Lately I have been noticing a big change in my demeanor, mostly because I'm allowing it out- instead of modifying who I am to suit what I think other people need from me, I'm being myself and moving along from there.
But today's lesson isn't about that at all, I have just been realizing over the last couple of days how important it is for me to ask questions of myself. Most times I am a go with the flow person, and I end up paying a heavy cost for that- whether it's being unprepared or just getting outdone by those who are more proactive, I find myself settling to the bottom quite often while life passes over me.
I will be honest with myself, I struggle to have many goals, with me being in chronic pain, my goal has always been to get rid of it, but after so many years, my goal seems unattainable and I feel I've stopped really pushing to find an answer, so I've just settled for an unreached goal. I don't plan that often- possibly because my greatest failure is so personal to me that I've lost heart, or maybe it's because I'm just lazy- but I've stopped asking myself questions. I'm stuck in a reactive mentality in a world where you need clear goals and a clear understanding of how to achieve them, and the flow just doesn't carry me quick enough to keep up.

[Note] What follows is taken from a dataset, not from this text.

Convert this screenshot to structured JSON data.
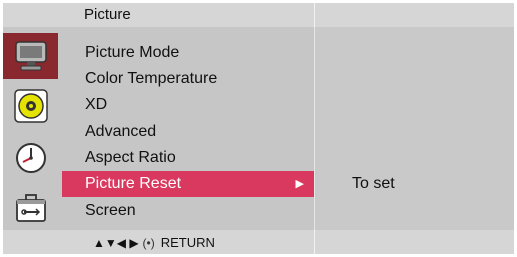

I was thinking on my walk today (I actually named the post after a part of the neighborhood I walked in), and I was wondering why I get into the habit of not looking forward. I feel like it's because I'm rich. All my needs are well supplied for- I have no reason to look ahead- whatever decision I make today, I can "afford" to pay the price tomorrow. What a spoiled mentality that is! And yes, I've always known I was spoiled, and I've been thinking about how rich I am lately, but it's not like I have any idea of how not to be. That's why I want to start looking ahead, not just by making decisions I know will help in the long run, but also by making decisions to accomplish a clear goal at a later objective.